Oracle international corporation (20240127004). MULTI-LINGUAL NATURAL LANGUAGE GENERATION simplified abstract

From WikiPatents
Revision as of 03:07, 26 April 2024 by Wikipatents (talk | contribs) (Creating a new page)
(diff) ← Older revision | Latest revision (diff) | Newer revision → (diff)
Jump to navigation Jump to search

MULTI-LINGUAL NATURAL LANGUAGE GENERATION

Organization Name

oracle international corporation

Inventor(s)

Praneet Pabolu of Bangalore (IN)

Karan Dua of Najibabad (IN)

Sriram Chaudhury of Bangalore (IN)

MULTI-LINGUAL NATURAL LANGUAGE GENERATION - A simplified explanation of the abstract

This abstract first appeared for US patent application 20240127004 titled 'MULTI-LINGUAL NATURAL LANGUAGE GENERATION

Simplified Explanation

The patent application describes a method for extracting keywords from articles in a target language using a machine learning model and generating a dataset of keyword-text pairs for further analysis.

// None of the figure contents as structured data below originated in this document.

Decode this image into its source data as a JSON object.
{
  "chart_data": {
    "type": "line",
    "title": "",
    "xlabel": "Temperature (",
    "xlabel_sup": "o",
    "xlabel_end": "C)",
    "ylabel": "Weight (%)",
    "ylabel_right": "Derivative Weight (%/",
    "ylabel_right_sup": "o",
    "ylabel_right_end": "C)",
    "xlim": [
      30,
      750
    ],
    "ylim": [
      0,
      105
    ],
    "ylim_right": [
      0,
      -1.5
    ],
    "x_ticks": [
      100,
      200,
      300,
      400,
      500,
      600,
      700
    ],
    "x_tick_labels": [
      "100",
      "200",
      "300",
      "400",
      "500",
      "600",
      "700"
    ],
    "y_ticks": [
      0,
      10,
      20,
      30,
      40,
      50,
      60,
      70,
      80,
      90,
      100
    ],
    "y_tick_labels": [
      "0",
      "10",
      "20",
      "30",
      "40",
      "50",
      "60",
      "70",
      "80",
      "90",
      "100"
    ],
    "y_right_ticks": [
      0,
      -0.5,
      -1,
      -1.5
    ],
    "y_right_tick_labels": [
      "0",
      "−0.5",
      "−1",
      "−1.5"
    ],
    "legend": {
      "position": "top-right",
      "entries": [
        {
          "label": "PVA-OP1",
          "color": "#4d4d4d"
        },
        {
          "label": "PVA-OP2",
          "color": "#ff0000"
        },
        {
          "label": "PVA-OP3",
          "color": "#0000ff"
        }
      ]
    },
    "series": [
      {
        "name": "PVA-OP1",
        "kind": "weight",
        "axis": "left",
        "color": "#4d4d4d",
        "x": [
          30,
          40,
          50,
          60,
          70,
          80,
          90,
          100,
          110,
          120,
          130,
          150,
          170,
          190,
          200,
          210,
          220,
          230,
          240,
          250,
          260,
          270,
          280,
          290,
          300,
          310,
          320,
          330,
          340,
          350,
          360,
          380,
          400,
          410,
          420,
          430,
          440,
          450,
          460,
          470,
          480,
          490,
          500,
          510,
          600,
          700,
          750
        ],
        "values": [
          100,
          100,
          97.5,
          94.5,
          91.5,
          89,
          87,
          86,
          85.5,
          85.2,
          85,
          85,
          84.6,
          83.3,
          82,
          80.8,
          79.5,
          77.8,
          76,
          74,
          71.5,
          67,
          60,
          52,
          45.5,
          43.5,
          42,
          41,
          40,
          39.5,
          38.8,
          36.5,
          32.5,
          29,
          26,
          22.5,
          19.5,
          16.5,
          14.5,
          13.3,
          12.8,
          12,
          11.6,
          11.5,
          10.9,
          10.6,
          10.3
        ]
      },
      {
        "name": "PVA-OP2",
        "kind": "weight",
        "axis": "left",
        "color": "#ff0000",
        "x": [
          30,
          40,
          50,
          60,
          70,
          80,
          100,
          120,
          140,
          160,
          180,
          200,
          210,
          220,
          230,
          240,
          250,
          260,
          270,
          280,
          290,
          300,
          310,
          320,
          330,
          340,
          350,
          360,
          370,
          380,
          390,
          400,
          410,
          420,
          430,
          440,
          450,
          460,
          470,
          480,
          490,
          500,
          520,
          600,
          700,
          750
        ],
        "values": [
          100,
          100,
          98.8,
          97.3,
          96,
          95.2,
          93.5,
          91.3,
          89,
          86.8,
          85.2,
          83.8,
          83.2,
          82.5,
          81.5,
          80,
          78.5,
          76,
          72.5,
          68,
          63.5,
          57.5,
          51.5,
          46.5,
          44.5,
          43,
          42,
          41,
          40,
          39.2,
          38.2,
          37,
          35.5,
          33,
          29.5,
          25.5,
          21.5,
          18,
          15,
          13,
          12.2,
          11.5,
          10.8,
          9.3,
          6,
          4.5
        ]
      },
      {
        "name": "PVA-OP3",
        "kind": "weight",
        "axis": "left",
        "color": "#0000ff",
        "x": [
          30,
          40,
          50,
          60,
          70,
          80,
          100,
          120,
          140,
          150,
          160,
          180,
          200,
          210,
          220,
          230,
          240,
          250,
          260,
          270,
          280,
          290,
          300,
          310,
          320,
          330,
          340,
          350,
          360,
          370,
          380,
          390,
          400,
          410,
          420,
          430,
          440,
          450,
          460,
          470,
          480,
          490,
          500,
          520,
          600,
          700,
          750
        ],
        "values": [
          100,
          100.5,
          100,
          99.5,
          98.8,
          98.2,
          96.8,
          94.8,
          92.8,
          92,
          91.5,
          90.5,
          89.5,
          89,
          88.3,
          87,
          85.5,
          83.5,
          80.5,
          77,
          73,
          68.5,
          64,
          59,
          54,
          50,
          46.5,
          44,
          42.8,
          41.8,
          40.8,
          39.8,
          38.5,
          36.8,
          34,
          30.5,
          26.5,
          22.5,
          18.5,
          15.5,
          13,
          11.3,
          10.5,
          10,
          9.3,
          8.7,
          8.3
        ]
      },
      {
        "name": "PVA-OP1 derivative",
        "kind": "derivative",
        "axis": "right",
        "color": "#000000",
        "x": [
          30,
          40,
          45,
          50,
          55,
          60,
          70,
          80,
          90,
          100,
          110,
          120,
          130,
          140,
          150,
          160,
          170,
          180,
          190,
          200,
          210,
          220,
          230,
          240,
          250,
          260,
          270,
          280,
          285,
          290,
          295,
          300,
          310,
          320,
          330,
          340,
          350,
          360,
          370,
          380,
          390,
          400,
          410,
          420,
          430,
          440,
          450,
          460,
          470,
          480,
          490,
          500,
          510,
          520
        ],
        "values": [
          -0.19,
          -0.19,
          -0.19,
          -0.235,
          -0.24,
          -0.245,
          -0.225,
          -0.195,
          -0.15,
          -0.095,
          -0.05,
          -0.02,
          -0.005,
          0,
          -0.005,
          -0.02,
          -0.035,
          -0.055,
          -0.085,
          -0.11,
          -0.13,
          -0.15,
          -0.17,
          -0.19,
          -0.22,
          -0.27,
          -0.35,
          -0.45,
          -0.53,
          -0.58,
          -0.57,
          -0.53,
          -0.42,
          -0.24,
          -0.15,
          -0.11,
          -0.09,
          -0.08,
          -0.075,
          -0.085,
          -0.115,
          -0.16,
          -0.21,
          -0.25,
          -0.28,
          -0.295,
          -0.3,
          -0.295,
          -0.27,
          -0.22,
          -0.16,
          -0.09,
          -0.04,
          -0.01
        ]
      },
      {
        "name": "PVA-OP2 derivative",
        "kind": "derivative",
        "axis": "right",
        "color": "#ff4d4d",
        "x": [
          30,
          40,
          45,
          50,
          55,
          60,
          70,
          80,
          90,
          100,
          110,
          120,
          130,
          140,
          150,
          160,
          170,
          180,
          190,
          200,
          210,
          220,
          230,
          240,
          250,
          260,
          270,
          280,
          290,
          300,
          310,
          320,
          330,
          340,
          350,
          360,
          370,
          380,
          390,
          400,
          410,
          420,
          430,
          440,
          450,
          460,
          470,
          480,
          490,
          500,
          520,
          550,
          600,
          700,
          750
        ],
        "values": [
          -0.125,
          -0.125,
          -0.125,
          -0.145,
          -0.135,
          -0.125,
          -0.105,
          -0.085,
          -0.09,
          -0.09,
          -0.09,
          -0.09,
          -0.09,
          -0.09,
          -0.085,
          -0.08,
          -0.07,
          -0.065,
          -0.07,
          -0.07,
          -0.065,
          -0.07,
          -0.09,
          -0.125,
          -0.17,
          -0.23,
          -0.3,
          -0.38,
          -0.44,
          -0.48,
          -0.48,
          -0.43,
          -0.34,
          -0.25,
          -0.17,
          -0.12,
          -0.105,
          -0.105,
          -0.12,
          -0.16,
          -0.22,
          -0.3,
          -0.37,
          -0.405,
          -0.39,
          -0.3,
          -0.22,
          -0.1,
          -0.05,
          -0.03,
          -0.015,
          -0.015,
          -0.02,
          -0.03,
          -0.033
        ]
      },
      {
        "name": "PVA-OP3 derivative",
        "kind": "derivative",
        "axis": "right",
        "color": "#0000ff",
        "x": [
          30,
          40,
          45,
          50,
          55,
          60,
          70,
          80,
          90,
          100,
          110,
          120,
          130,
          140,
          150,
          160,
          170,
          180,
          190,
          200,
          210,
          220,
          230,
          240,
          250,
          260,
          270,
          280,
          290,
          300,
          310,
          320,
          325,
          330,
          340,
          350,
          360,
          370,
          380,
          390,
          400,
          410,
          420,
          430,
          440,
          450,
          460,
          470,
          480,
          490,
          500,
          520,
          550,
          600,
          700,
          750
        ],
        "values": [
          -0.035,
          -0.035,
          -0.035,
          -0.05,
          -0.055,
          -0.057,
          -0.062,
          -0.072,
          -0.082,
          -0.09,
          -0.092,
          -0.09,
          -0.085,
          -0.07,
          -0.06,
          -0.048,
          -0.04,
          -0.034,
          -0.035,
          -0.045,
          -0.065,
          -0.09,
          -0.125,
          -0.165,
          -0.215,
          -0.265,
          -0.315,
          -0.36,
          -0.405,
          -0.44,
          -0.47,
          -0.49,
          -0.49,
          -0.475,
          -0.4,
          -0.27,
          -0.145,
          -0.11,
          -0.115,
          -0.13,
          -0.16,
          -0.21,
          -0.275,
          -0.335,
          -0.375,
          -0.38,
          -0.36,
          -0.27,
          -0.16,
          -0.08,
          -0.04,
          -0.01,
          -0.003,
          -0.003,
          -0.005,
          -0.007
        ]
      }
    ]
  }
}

  • Obtaining article-summary pairs in multiple languages from a text corpus.
  • Inputting articles into a machine learning model to generate embeddings for sentences.
  • Extracting keywords from the articles based on sentence lengths.
  • Outputting the extracted keywords.
  • Applying a maximal marginal relevance algorithm to select relevant keywords.
  • Generating a dataset of keyword-text pairs with relevant keywords and corresponding text.

Potential Applications

This technology could be applied in various fields such as natural language processing, information retrieval, and content analysis.

Problems Solved

This technology helps in automating the process of keyword extraction from articles, which can be time-consuming and labor-intensive when done manually.

Benefits

The benefits of this technology include improved efficiency in analyzing large amounts of text data, better organization of information, and enhanced search capabilities.

Potential Commercial Applications

One potential commercial application of this technology could be in developing tools for content creators, marketers, and researchers to optimize their content for search engines and improve information retrieval.

Possible Prior Art

One possible prior art could be existing keyword extraction algorithms used in natural language processing and information retrieval systems.


Original Abstract Submitted

a computer-implemented method includes obtaining, from text corpus including article-summary pairs in a plurality of languages, a plurality of article-summary pairs in a target language among the plurality of languages, to form an article-summary pairs dataset in which each article corresponds to a summary; inputting articles from the article-summary pairs to a machine learning model; generating, by the machine learning model, embeddings for sentences of the articles; extracting, by the machine learning model, keywords from the articles with a probability that varies based on lengths of the sentences, respectively; outputting, by the machine learning model, the keywords; applying a maximal marginal relevance algorithm to the extracted keywords, to select relevant keywords; and generating a keyword-text pairs dataset that includes the relevant keywords and text from the articles, the text corresponding to the relevant keywords in each of keyword-text pairs of the keyword-text pairs dataset.